Mais il y a beaucoup plus gênant. Porter au cinéma le thème de l’aveuglement n’est pas anodin. Tout d’abord, il y a là un défi intéressant à relever, et dont Fernando Meirelles se tire bien. Un peu comme c’est un défi d’adapter Le Parfum, dans un art qui ne sait pas encore diffuser les odeurs. Certes, le cinéaste adopte le plus souvent le regard de la « femme du médecin », mais il ne peut faire autrement que de nous donner le « point de vue » des aveugles. Meirelles recourt abondamment à la surexposition, joue aussi du flou et du dédoublement : mais c’est par l’attention portée à la bande son qu’il parvient le mieux à plonger son spectateur dans une sorte de semi-non-voyance. Provoquer un sentiment de malvoyance par le travail sur le son : Meirelles est un cinéaste qui maîtrise les techniques de son art. Mais en maîtrise-t-il si bien les implications ?
L’aveuglement est la métaphore du refus, individuel autant que collectif, de voir certaines choses en face, soit : mais alors le film, en abordant cette question, questionne et met en jeu sa propre responsabilité, le rôle que le cinéma peut et doit jouer, en tant qu’art avant tout visuel, dans le dessillement de nos contemporains. Faire des spectateurs des témoins : c’est là que Meirelles échoue. L’histoire se passe dans un Ailleurs spatio-temporel indéfini. Alors oui, les images du film suscitent dans notre esprit une avalanche d’autres images, chargées, elles, d’un véritable poids historique : l’hôpital évoque les camps de concentration et les rues désertes, les ruines, les aveugles errant en quête de nourriture, les morts mangés par des chiens font surgir les images des lendemains des catastrophes naturelles, des attentats. Mais on est gêné par l’absence d’ancrage concret ajouté à un souci trop ouvertement esthétique de l’image cinématographique, à une attitude maniériste qui pousse la forme à prendre le dessus sur le fond. N’aboutit-on pas là à une forme de banalisation/esthétisation de l’horreur identique à celle suscitée par le déferlement indifférencié/décontextualisé d’images sur internet ? Un culte de l’image pour l’image, qui fait oublier, justement, que celui qui en dispose ne manie pas qu’un bel objet, mais est investi de la responsabilité de faire voir, de pousser le spectateur à regarder.

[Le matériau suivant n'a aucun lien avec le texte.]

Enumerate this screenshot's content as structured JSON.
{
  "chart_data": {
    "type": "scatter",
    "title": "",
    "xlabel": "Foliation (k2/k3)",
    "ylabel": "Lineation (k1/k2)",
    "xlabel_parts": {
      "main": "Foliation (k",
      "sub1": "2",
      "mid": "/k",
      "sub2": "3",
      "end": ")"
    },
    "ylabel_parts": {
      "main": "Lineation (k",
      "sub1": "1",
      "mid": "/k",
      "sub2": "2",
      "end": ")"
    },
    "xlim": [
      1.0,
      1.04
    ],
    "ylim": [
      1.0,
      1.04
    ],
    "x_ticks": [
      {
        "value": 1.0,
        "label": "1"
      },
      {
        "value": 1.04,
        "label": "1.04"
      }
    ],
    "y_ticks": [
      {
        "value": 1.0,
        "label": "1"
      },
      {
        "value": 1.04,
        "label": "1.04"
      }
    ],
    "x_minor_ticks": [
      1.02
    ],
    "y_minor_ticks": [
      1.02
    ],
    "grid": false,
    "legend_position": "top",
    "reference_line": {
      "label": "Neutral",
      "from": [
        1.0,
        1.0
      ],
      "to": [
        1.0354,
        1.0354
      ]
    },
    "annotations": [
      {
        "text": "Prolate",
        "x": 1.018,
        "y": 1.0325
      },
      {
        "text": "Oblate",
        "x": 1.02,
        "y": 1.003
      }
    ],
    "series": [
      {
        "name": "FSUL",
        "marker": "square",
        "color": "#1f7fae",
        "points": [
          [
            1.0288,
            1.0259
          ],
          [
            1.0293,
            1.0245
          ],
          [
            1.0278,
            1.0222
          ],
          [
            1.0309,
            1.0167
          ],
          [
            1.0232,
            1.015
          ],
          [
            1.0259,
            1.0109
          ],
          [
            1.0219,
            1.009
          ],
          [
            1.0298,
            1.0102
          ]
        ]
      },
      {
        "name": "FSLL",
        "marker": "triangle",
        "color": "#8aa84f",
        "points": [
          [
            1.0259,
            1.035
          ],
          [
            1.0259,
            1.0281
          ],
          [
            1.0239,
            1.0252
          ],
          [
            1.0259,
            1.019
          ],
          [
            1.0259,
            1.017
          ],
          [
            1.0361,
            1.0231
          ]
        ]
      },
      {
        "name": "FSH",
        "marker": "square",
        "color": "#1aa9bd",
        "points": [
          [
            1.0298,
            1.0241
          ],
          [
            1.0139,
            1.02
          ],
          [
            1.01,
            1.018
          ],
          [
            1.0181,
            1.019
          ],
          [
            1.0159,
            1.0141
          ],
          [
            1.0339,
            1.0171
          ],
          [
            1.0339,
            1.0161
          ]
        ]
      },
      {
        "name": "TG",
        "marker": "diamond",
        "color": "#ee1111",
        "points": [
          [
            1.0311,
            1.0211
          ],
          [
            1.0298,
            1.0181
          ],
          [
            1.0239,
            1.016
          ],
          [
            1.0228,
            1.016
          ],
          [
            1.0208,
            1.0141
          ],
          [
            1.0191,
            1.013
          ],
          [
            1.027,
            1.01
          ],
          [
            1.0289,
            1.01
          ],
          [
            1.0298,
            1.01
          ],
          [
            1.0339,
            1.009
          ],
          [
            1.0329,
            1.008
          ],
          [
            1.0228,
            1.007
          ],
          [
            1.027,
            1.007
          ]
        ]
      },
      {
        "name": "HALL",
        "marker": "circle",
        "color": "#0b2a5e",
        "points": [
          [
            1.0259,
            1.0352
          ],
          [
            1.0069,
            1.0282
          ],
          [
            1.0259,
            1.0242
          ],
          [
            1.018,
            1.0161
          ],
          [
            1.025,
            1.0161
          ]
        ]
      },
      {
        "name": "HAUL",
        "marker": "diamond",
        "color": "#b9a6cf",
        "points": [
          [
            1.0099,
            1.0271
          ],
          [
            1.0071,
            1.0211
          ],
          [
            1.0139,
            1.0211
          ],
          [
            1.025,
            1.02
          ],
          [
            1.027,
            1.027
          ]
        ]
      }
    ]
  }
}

Lorsque le scénariste Don McKellar et le producteur Niv Fichman voulurent obtenir les droits d’adaptation du livre, José Saramago refusa longtemps. « J’ai longtemps résisté, car il s’agit d’un récit violent sur la dégradation sociale et je ne voulais pas qu’il tombe entre n’importe quelles mains. » Fernando Meirelles n’était pas n’importe qui, mais ses films précédents avaient déjà ce côté « m’as-tu vu ? » qui menace d’exaspérer la forme au détriment du fond. José Saramago affirme être très content de l’adaptation de son roman. Il n’est pas sûr que nous puissions en dire autant.